La exhibición sobre la cultura Nasca que el Museo de Arte de Lima está llevando cabo en estos días impacta por un cúmulo de razones diferentes.
Una primera es que muestra una de las consecuencias menos celebradas del notable crecimiento económico del Perú en las últimas décadas. Nasca es una exposición que, en su curaduría (a la vez seria y didáctica, animaciones incluidas), en su alcance internacional, en los trabajos de restauración que ha supuesto y en su mera ambición y despliegue, no tiene nada que envidiar a las muestras de este tipo en los mejores recintos culturales del primer mundo. Ello, pese a que sucede en un museo que hace poco más de dos décadas, lo recuerdo bien, languidecía entre la indigencia y el olvido, mucho más visitado por el polvo y la humedad que por la gente, y que, sin embargo, solo esta semana recibirá 40.000 personas en visitas gratuitas auspiciadas por una empresa de electricidad.

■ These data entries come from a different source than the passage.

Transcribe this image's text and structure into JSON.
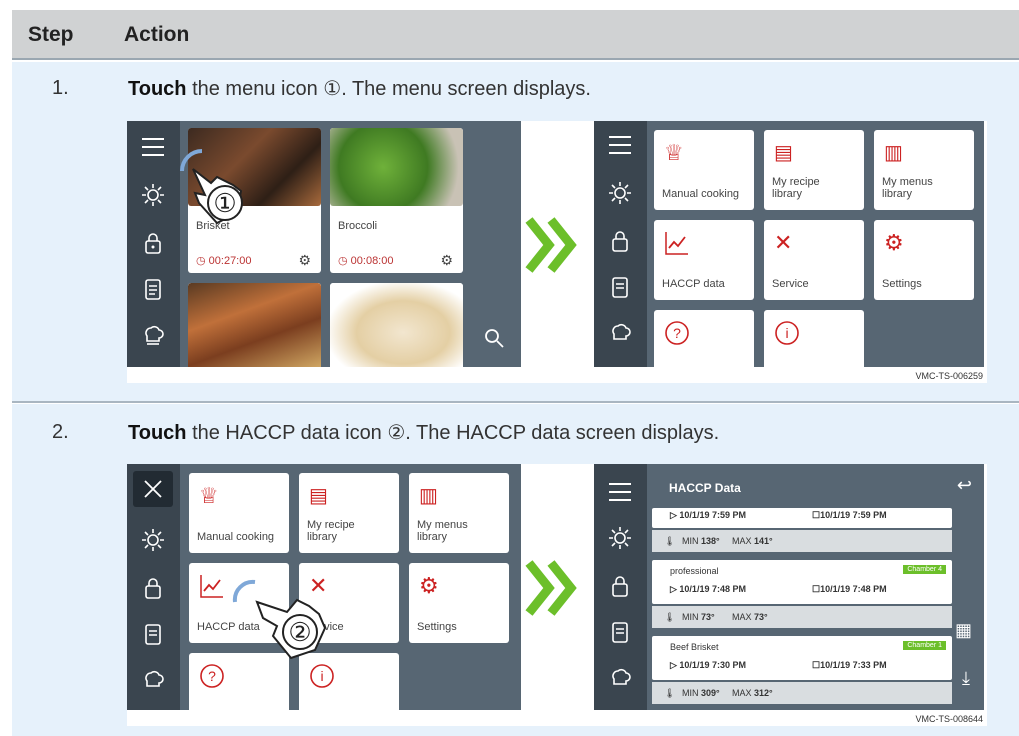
{
  "header": {
    "step": "Step",
    "action": "Action"
  },
  "steps": [
    {
      "num": "1.",
      "bold": "Touch",
      "text": " the menu icon ①. The menu screen displays.",
      "code": "VMC-TS-006259",
      "left_tiles": [
        {
          "name": "Brisket",
          "time": "00:27:00"
        },
        {
          "name": "Broccoli",
          "time": "00:08:00"
        }
      ],
      "menu": {
        "manual": "Manual cooking",
        "recipe": "My recipe library",
        "menus": "My menus library",
        "haccp": "HACCP data",
        "service": "Service",
        "settings": "Settings"
      }
    },
    {
      "num": "2.",
      "bold": "Touch",
      "text": " the HACCP data icon ②. The HACCP data screen displays.",
      "code": "VMC-TS-008644",
      "menu": {
        "manual": "Manual cooking",
        "recipe": "My recipe library",
        "menus": "My menus library",
        "haccp": "HACCP data",
        "service": "Service",
        "settings": "Settings"
      },
      "haccp": {
        "title": "HACCP Data",
        "entries": [
          {
            "name": "",
            "start": "10/1/19 7:59 PM",
            "end": "10/1/19 7:59 PM",
            "min": "138°",
            "max": "141°"
          },
          {
            "name": "professional",
            "badge": "Chamber 4",
            "start": "10/1/19 7:48 PM",
            "end": "10/1/19 7:48 PM",
            "min": "73°",
            "max": "73°"
          },
          {
            "name": "Beef Brisket",
            "badge": "Chamber 1",
            "start": "10/1/19 7:30 PM",
            "end": "10/1/19 7:33 PM",
            "min": "309°",
            "max": "312°"
          }
        ]
      }
    }
  ],
  "labels": {
    "min": "MIN",
    "max": "MAX",
    "marker1": "①",
    "marker2": "②"
  },
  "colors": {
    "accent_green": "#6cbf2a",
    "screen_bg": "#576673",
    "sidebar": "#3a454f",
    "row_bg": "#e6f1fb"
  }
}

Otra razón es que recuerda cómo, más que sentado en un banco de oro, el Perú es un país sentado sobre un tesoro artístico y cultural de primerísimo nivel. Uno ve esas deslumbrantes piezas que son exhibidas por primera vez al público, luego de décadas durmiendo en depósitos estatales y milenio y medio –en el más breve de los casos– bajo la tierra, y no puede dejar de preguntarse cuántas joyas más así no estarán ocultas en esos mismos sótanos o en las ciudadelas, fortalezas, huacas o cámaras funerarias aún por descubrir, o ya descubiertas pero no investigadas, de las que –es evidente– está sembrado por todas partes nuestro país.
Aún otra es que permite vivir el mágico poder del arte para hacer conectar a las personas más allá de las razas, creencias, circunstancias y milenios. Por ejemplo, todavía tengo en la mente esa planta de maíz que fue hecha por un artesano nasca probablemente hace casi dos milenios y que, no obstante ello, aún hoy revela claramente, en cada delicado giro del tallo con el que el ceramista ha intentando recrear la planta, lo que es el amor a la vida y el agradecimiento a todo lo que nos la da. Y no tengo la menor duda, por solo citar otro ejemplo, de que muchos de los colores que escogieron los nascas para envolver a sus muertos en su viaje al más allá producen emociones estéticas inmediatas en numerosos visitantes de esta exhibición.
Una cuarta es que invita a compartir a cada rato el hechizo que debe suscitar con facilidad en quienes practican el oficio del arqueólogo, ese Sherlock Holmes de la antigüedad. ¿Qué hacía esa piel de zorro colocada sobre uno de los fardos funerarios que Julio C. Tello excavó en Cerro Colorado en 1928? ¿Las orcas que se encuentran en los cerámicos nascas son una muestra de qué tan lejos navegaban sus autores? ¿Las evidencias de talas sistemáticas de bosques de huarango tendrán que ver con las inundaciones que hacia el siglo VI d.C. destruyeron las tierras agrícolas de los nascas?
Y hay más: como toda buena muestra arqueológica, esta exhibición hace ver cómo lo que se desentierra en las excavaciones nunca son simplemente objetos. Los arqueólogos también desentierran pensamientos: lo que pensaban sobre la vida y lo que ella plantea quienes nos precedieron en la experiencia de vivirla –en circunstancias muy diferentes a las nuestras pero con la misma humanidad–. Pensamientos en los que encontramos esperanzas, temores, impulsos y emociones que son muchas veces sorprendentemente cercanos a nosotros, habitantes del siglo XXI, y que dan sentido a que pueda hablarse de algo así como un “inconsciente colectivo” de la humanidad.
Por cierto, vale la pena apuntar que, cuando se trata de civilizaciones sin escritura, como en el caso de los nascas, solo podemos acceder a sus pensamientos a través de la forma como fueron impresos en su arte. Y este hecho dota de una destructividad adicional el trabajo de los huaqueros, para volverlo semejante al de quienes destruyeron las grandes bibliotecas de la antigüedad, perdiendo para siempre las ideas de civilizaciones enteras. Así, cada cámara funeraria saqueada y dispersada por un huaquero es un contexto que ya no se podrá usar para poder entender qué función cumplían los objetos que había en ella.
Son innumerables, en fin, las razones que hacen fascinante una exhibición como esta y cada una de ellas constituye un camino diferente para recorrerla. Ahora que se acercan las Fiestas Patrias, tal vez sea una buena ocasión para ir a escoger uno y adentrarnos a conocer un poco más sobre nuestro legado cultural, una de las grandes riquezas con las que (no lo recordamos lo suficiente, acaso por tener todavía tan cerca tiempos de calamidades nacionales) ha sido inusualmente bendecido el Perú.